As discussed, section 225.1 of the ITA may provide you with an opportunity to defer payment of an amount in dispute.  The CRA will charge interest on tax and penalties starting from the day that the subject tax return was due.  The CRA interest will continue to accrue until the debt is paid in full or the debt is vacated.  For example, if the CRA issues a notice of reassessment, dated May 18, 2013, increasing tax and penalties payable related to the 2010 taxation year, interest will continue to accrue on any outstanding amount at the end of the dispute and – if the amount in dispute is not vacated in whole – you will be liable to pay the amount in dispute plus the interest that accrued on the remaining amount while the debt was in dispute.

The CRA will charge interest on tax and penalties starting from the day that the subject tax return was due.

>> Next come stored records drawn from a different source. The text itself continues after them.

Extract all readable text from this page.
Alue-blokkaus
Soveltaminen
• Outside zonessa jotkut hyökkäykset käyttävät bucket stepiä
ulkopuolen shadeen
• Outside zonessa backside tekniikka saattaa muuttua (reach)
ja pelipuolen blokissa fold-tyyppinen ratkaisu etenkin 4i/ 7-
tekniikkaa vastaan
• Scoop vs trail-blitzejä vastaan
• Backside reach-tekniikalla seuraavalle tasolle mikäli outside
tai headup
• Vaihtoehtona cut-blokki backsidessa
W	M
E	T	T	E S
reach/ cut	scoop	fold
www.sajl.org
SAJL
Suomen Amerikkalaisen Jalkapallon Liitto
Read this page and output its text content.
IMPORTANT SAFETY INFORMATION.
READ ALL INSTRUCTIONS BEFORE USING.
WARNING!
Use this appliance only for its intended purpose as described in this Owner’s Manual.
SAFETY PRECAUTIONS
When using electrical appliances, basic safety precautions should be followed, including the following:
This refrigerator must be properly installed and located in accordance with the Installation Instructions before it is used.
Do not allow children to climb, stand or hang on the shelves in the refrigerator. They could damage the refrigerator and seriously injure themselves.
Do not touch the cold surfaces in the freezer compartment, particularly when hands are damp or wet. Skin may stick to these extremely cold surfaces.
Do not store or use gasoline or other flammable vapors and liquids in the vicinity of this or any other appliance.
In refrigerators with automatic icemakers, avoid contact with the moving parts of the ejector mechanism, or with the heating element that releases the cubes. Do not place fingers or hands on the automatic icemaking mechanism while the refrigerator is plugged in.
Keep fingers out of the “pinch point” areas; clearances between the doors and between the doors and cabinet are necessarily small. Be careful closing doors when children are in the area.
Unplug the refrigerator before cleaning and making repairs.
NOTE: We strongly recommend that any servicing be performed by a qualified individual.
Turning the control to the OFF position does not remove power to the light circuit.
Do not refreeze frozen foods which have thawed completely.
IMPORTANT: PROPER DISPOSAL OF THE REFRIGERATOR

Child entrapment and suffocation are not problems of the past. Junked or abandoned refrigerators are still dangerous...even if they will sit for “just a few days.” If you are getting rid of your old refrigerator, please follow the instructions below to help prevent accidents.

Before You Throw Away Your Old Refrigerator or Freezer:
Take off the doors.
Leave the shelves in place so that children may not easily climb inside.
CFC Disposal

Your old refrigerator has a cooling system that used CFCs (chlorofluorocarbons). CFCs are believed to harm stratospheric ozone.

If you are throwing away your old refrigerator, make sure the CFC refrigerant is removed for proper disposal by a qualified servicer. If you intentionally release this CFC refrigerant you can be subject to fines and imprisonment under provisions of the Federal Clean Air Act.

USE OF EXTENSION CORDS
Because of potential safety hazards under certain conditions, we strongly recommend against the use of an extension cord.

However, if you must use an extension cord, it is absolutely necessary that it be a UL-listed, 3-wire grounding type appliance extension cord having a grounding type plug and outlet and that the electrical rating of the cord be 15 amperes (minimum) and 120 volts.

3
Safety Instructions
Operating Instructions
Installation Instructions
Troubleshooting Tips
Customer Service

The CRA interest will continue to accrue until the debt is paid in full or the debt is vacated.

4.  The CRA’s prescribed interest rate is very high. 

The CRA’s prescribed interest is compounded daily in accordance with the ITA and ETA.  The CRA’s current prescribed interest rate is five per cent i.e., the CRA’s rate is four per cent higher than the Bank of Canada’s current average rate.  For example, a $50,000 tax debt outstanding for the period starting April 30, 2010 to May 18, 2013, will accrue approximately $8,234 of CRA interest.  Simply put, money is cheaper almost everywhere else.  The CRA’s interest is not deductible.

5.  The CRA will pay refund interest.

The CRA will pay refund interest if you pay the amount in dispute and the debt is subsequently reduced in whole or in part.  At the time of writing, the refund interest paid three per cent for individuals and one per cent for corporations.  The CRA’s refund interest is taxable on receipt.

6.  Transferring assets to a non-arm’s length parties for less than fair market value in an attempt to defeat the CRA’s ability to collect is a bad idea.

If a tax debtor transfers money or property to a non-arm’s length party for less than fair market value, the CRA may assess the non-arm’s length party for an amount equal to the value of the money or property transferred less any amount given in return, pursuant to section 160 of the ITA and section 325 of the ETA.  Moreover, it is irrelevant whether the parties intended to defeat the tax debt, it is irrelevant whether the parties had knowledge of the tax debt, and there is no time limit on these types of assessments.

If a tax debtor transfers money or property to a non-arm's length party for less than fair market value, the CRA may assess the non-arm's length party for an amount equal to the value of the money or property transferred less any amount given in return.

A common section 160 application is where a spouse (the “transferor”) transfers his interest in the family home to the other spouse (the “transferee”), leaving the transferor with no assets for the CRA to seize.  In these circumstances, the CRA may attempt to use section 160 to assess the transferee for an amount equal to the lesser of the value of the one-half interest in the family home and the transferor’s tax debt.

7.  Paying an amount in dispute can reduce your legal fees.

If the CRA’s ability to collect is not restricted, the CRA Collection Department will call our firm to demand payment, demand financial information (e.g., account receivable listings), and threaten collection action.  We regularly negotiate payment arrangements with the CRA and protect our clients’ interests.  However, negotiating payment arrangements and defending against demands for information (especially if the CRA’s ability to collect is not restricted and the law is not on our side) is difficult, time consuming, and frustrating.

In addition, negotiating payment arrangements with the CRA Collection Department is not our favourite pastime and we believe that our legal expertise can be put to better use.  We would prefer to focus our attention – and our clients’ resources – on defeating the underlying assessment.